J’ajoute que la rigueur avec laquelle on questionne les faits doit être la même à l’égard de toutes les parties. On ne peut qu’être choqué de voir une critique sur les sources émaner de personnes qui prennent pour argent comptant toutes les autres informations qui nous viennent de Gaza, par exemple les tirs sur l’hôpital imputés à Israël alors qu’ils venaient du Hamas, ou encore les chiffres repris en boucle qui proviennent du “ministère de la Santé” du Hamas, que personne n’a jamais pu vérifier…

Des dérives individuelles engagent-elles la responsabilité de toute une organisation ?

C’est une question que tout responsable doit se poser. Il me semble que le 7 octobre n’est pas un simple fait divers mais une tragédie historique, porteuse d’une cascade de souffrances. J’ajoute que l’UNRWA n’est pas non plus une organisation comme une autre : elle engage l’ONU, les pays donateurs, elle doit agir pour la paix et non semer la haine. Il me semble que c’est aussi le sens de l’Histoire, celui d’une responsabilité de bout en bout, qui impose une vigilance renforcée, c’est vrai pour les entreprises, c’est a fortiori vrai pour les institutions internationales.

L’UNRWA participe de ce consensus implicite pour la non-résolution du conflit

Que peuvent faire les institutions contre la haine ?

Le meilleur exemple, c’est l’Europe, qui ne s’est pas seulement construite par le charbon, l’acier et l’euro, mais s’est d’abord faite par une nouvelle approche de l’éducation, l’Office franco-allemand pour la jeunesse [Ofaj]. A ce moment-là, nous avons appris à regarder l’ennemi héréditaire avec d’autres yeux, à le nommer avec d’autres noms. Tout le contraire de ce que fait l’UNRWA, dont les enseignants utilisent un matériel pédagogique qui empoisonne l’âme des enfants depuis des générations.

Vous avez été ambassadeur pour les droits de l’homme. Que reprochez-vous sur le fond à l’UNRWA ?

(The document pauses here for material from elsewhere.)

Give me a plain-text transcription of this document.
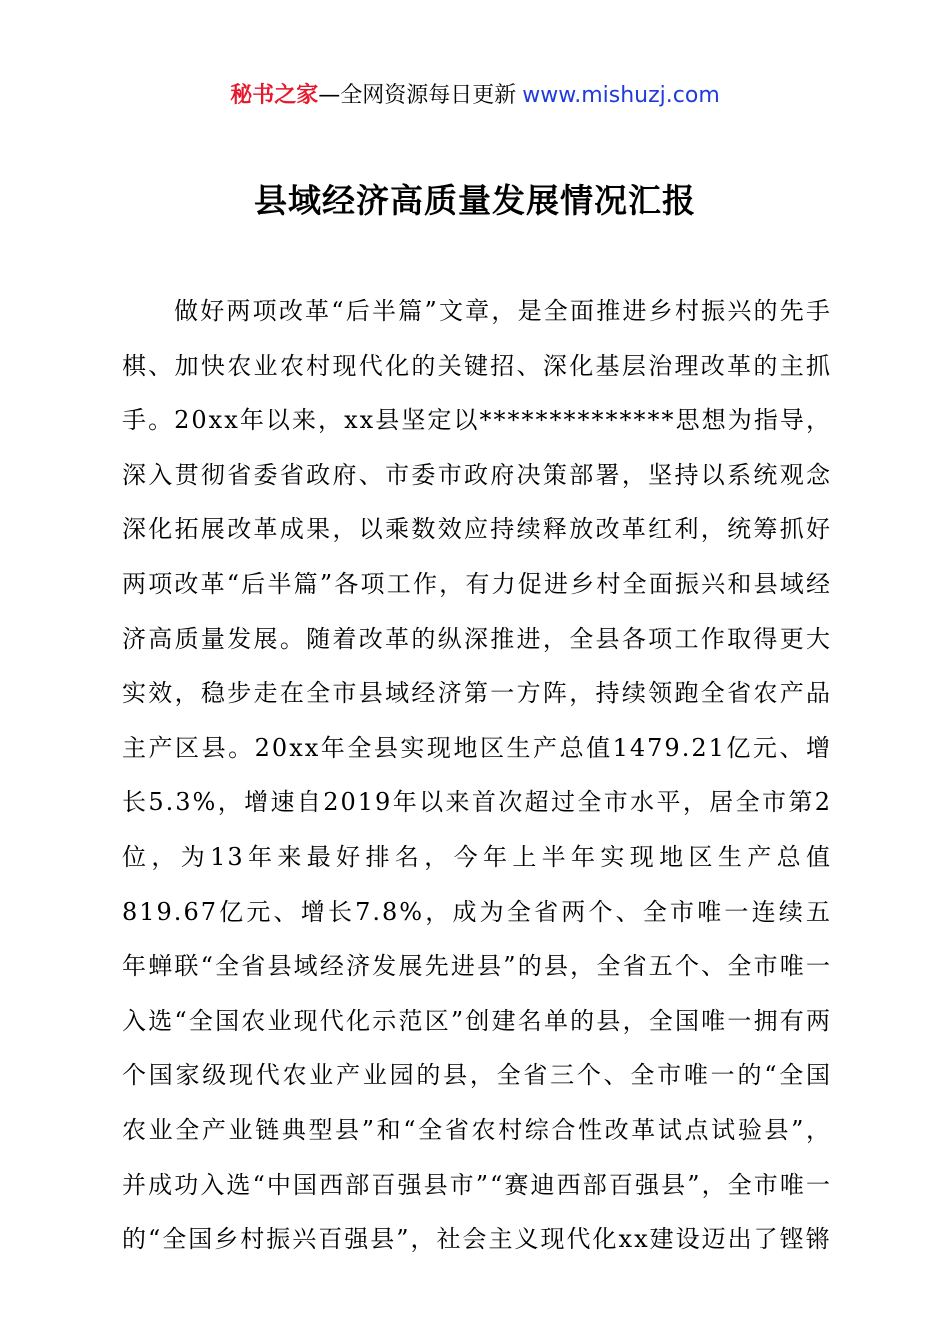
秘书之家—全网资源每日更新 www.mishuzj.com
县域经济高质量发展情况汇报

做好两项改革“后半篇”文章，是全面推进乡村振兴的先手棋、加快农业农村现代化的关键招、深化基层治理改革的主抓手。20xx年以来，xx县坚定以**************思想为指导，深入贯彻省委省政府、市委市政府决策部署，坚持以系统观念深化拓展改革成果，以乘数效应持续释放改革红利，统筹抓好两项改革“后半篇”各项工作，有力促进乡村全面振兴和县域经济高质量发展。随着改革的纵深推进，全县各项工作取得更大实效，稳步走在全市县域经济第一方阵，持续领跑全省农产品主产区县。20xx年全县实现地区生产总值1479.21亿元、增长5.3%，增速自2019年以来首次超过全市水平，居全市第2位，为13年来最好排名，今年上半年实现地区生产总值819.67亿元、增长7.8%，成为全省两个、全市唯一连续五年蝉联“全省县域经济发展先进县”的县，全省五个、全市唯一入选“全国农业现代化示范区”创建名单的县，全国唯一拥有两个国家级现代农业产业园的县，全省三个、全市唯一的“全国农业全产业链典型县”和“全省农村综合性改革试点试验县”，并成功入选“中国西部百强县市”“赛迪西部百强县”，全市唯一的“全国乡村振兴百强县”，社会主义现代化xx建设迈出了铿锵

Je me suis rendu à Gaza, dans les camps palestiniens du Liban, à Sabra et Chatila, j’y ai fait des rencontres inoubliables. Je sais qu’il y a là-bas des hommes et des femmes qui sont nos égaux en dignité et auxquels me relie une fraternité universelle. J’ai vu le travail de l’UNRWA, il y a des aspects positifs, indispensables. Mais je sais aussi que, sur plusieurs générations, l’UNRWA a contribué à la perpétuation des antagonismes. C’est une organisation totalement dérogatoire qui consacre un statut de réfugié héréditaire et sans cesse ravive les braises d’un retour utopique sur la terre ancestrale. Je suis depuis toujours fermement opposé aux colonies juives, mais Israël n’est pas une colonie, c’est un Etat légitime, sauf dans la rhétorique pour laquelle l’UNRWA ne devrait pas avoir la moindre tolérance.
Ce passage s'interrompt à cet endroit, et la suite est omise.